Tesla semble en tout cas bien miser sur le gigacasting pour développer son futur modèle à 25.000 euros, qui sera notamment produit à Berlin. Le constructeur américain pourrait même aller plus loin et construire d’une seule pièce l’ensemble du soubassement. Mais ce procédé nécessiterait une machine encore plus énorme que les Giga Press ou les autres machines de LK utilisées actuellement par Tesla, devant dégager une pression de 16.000 tonnes, rapporte Reuters. Tout cela fait encore l’objet de tests et de recherches.

S&P doute d’ailleurs que Tesla utilise systématiquement cette technologie. L’agence a fait de savants calculs et déduit que le constructeur ne peut produire actuellement que 150.000 pièces en gigacasting dans son usine de Shanghai dont la capacité est pourtant d’un million de véhicules par an. Il y aura donc encore sans doute une longue période de transition, d’essais/erreurs, et de gros investissements.

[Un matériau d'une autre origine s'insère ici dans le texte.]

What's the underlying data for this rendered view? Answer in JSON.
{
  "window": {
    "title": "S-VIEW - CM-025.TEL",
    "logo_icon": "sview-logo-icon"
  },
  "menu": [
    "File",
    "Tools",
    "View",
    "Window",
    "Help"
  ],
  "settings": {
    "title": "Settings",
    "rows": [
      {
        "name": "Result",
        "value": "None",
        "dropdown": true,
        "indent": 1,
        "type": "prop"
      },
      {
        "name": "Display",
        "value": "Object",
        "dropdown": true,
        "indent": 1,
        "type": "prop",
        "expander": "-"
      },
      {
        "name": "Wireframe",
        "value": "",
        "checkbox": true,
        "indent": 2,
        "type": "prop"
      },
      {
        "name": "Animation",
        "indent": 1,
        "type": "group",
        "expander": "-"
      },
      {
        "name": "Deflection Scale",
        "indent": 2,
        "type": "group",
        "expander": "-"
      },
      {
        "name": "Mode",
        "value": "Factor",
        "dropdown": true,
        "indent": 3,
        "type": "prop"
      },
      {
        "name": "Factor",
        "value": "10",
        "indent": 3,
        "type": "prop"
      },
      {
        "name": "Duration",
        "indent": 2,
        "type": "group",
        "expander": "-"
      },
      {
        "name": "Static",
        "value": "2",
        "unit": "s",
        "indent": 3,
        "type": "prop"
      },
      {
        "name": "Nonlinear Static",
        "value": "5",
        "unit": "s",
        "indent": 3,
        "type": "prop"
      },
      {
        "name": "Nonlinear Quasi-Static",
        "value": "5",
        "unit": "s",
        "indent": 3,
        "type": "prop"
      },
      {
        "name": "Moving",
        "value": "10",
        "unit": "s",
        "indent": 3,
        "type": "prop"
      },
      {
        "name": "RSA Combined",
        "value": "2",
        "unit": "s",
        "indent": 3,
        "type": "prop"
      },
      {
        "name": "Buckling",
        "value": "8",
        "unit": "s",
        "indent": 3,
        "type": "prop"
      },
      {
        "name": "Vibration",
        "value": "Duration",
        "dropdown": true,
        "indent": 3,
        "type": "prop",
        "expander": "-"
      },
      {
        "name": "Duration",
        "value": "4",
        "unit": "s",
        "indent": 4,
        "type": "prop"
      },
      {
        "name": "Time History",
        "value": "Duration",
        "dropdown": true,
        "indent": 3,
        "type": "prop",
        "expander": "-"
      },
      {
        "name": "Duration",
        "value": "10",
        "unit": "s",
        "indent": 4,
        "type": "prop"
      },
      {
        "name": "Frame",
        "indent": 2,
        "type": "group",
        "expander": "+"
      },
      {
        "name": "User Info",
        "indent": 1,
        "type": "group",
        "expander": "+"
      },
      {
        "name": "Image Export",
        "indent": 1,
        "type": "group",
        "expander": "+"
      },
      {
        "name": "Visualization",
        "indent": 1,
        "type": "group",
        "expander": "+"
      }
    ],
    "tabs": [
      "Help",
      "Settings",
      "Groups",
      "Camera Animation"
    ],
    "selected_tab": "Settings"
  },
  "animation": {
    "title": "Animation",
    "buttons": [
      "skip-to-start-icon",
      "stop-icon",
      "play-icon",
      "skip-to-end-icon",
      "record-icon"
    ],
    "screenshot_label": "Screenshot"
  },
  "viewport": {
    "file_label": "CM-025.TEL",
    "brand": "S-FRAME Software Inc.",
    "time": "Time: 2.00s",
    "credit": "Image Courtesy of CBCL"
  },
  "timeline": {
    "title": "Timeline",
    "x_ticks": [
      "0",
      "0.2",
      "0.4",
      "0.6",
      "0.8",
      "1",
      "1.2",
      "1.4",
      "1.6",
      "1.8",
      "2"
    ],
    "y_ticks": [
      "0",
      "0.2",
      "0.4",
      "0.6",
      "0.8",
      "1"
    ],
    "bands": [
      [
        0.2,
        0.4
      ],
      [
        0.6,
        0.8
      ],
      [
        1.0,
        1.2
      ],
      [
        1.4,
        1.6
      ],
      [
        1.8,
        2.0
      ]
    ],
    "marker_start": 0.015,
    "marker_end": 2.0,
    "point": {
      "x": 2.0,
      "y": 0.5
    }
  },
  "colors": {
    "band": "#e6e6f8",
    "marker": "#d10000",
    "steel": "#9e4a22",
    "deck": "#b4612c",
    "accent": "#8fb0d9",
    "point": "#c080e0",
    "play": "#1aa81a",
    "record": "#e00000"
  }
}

La fin de la chaîne de montage

Reste que le constructeur américain travaille aussi à une nouvelle approche de l’assemblage, appelée “unboxing”, qui mettrait fin à la fabrication à la chaîne. Elle consiste à usiner et peindre des modules de la voiture séparément et à tout assembler en fin de parcours. Cette approche, favorisée par le gigacasting, a été présentée à son Investor Day le 1er mars dernier. Elle contribuerait à une réduction du coût de 50% (espérée) et une réduction de 40% de l’espace nécessaire dans les usines. Une tendance à la simplification qui s’inscrit dans le droit fil de l’électrification. On le rappelle, construire une automobile électrique nécessite beaucoup moins de pièces. Le seul élément réellement coûteux de ces véhicules encore chers est la batterie. Quelle meilleure manière, donc, d’en abaisser le prix en parvenant à réduire le coût de production du reste de l’auto?

(*) Walter Isaacson, “Elon Musk”, Fayard, 672 pages.